En période de guerre, notre vocation au dialogue pourrait sembler une folie, mais nous faisons l’expérience, jour après jour, qu’elle pourrait être la voie, je dirais même l’unique voie d’issue vers un monde de paix. Notre monastère a été une destination pour de nombreux pèlerins qui désirent non seulement satisfaire leur curiosité culturelle, mais aussi assouvir leur soif spirituelle. La guerre a eu un effet sur ce mouvement et nous avons entendu l’appel à descendre dans la ville pour venir en aide aux plus indigents.
Parole d'espérance dans la nuit obscure
En 2013, dans un lieu souterrain, la communauté a célébré la Messe de Noël après la destruction du quartier chrétien à Nebek, la ville la plus proche du monastère. Ensuite a commencé un immense travail de reconstruction des maisons grâce à l’enthousiasme de nombreux collaborateurs et à la générosité de nombreux amis présents dans diverses parties du monde. La même année, de nombreuses familles musulmanes ont trouvé refuge dans le monastère de de Mar Elian, dans la ville de Qaryatyan, confié à la communauté depuis 2000. Ici aussi, grâce à la solidarité de nombreuses personnes, nous avons pu aider ces familles à réparer leur maison et à y retourner.

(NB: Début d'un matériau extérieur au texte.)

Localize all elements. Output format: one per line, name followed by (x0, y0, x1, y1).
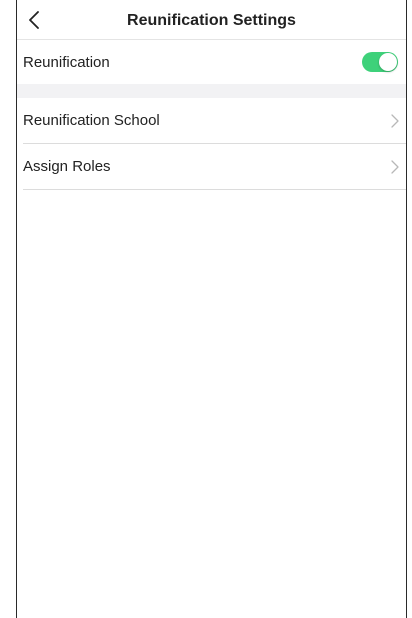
reunification-row: Reunification (23, 40, 406, 84)
assign-roles-label: Assign Roles (23, 158, 111, 175)
reunification-settings-screen: Reunification Settings Reunification Reu… (16, 0, 407, 618)
reunification-school-row[interactable]: Reunification School (23, 98, 406, 144)
section-divider (17, 84, 406, 98)
reunification-label: Reunification (23, 53, 110, 71)
toggle-knob (379, 53, 397, 71)
navigation-header: Reunification Settings (17, 0, 406, 40)
chevron-left-icon (29, 11, 39, 29)
chevron-right-icon (391, 113, 399, 128)
assign-roles-row[interactable]: Assign Roles (23, 144, 406, 190)
reunification-school-label: Reunification School (23, 112, 160, 129)
back-button[interactable] (21, 6, 47, 34)
page-title: Reunification Settings (127, 12, 296, 29)
reunification-toggle[interactable] (362, 52, 398, 72)
chevron-right-icon (391, 159, 399, 174)
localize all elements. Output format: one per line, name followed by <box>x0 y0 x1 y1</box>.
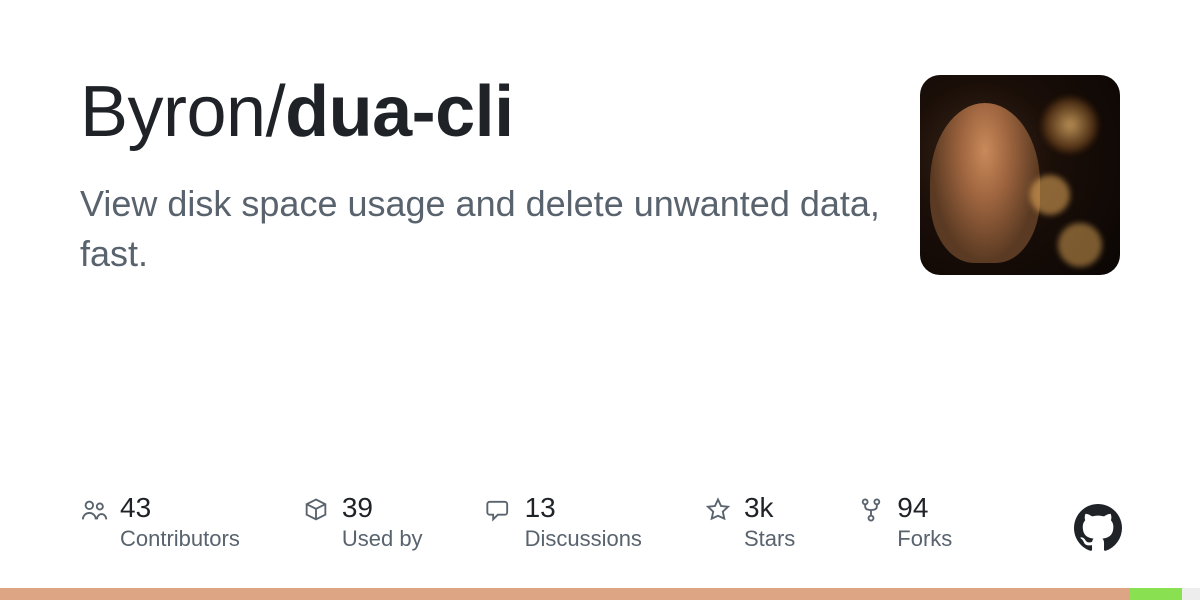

Après cette période intense de combat, a suivi un temps de calme relatif, une période au cours de laquelle nous avons commencé à penser à l’avenir. Nous avons en effet ressenti qu’il était approprié, mais également nécessaire, de «prononcer une parole d’espérance dans cette nuit obscure, d’allumer une bougie au lieu de maudire l’obscurité», pour citer la lettre écrite par la communauté monastique pour la veillée de Noël dont je vous ai parlé auparavant.
Penser à l’avenir signifie penser aux enfants et aux jeunes. Depuis ce moment et jusqu’à aujourd’hui, nous avons soutenu une maternelle dans la ville de Nebek, nous avons fondé une école de musique pour les enfants et les jeunes des deux paroisses de la ville et aidé divers jeunes dans leurs études universitaires ou dans leur travail.
Les quelques nouvelles que nous avions dernièrement sur la situation syrienne dans les journaux italiens ont été remplacées par d’autres, malheureusement toujours de guerre. Une immense douleur pénètre les cœurs syriens et la crise continue aujourd’hui aussi. Si j’écris ces mots, c’est uniquement parce que je voudrais témoigner que, malgré tout, l’espérance naît des gestes quotidiens très simples, des gestes que les médias ne sont pas capables de transmettre, ou décident en toute conscience de ne pas traiter.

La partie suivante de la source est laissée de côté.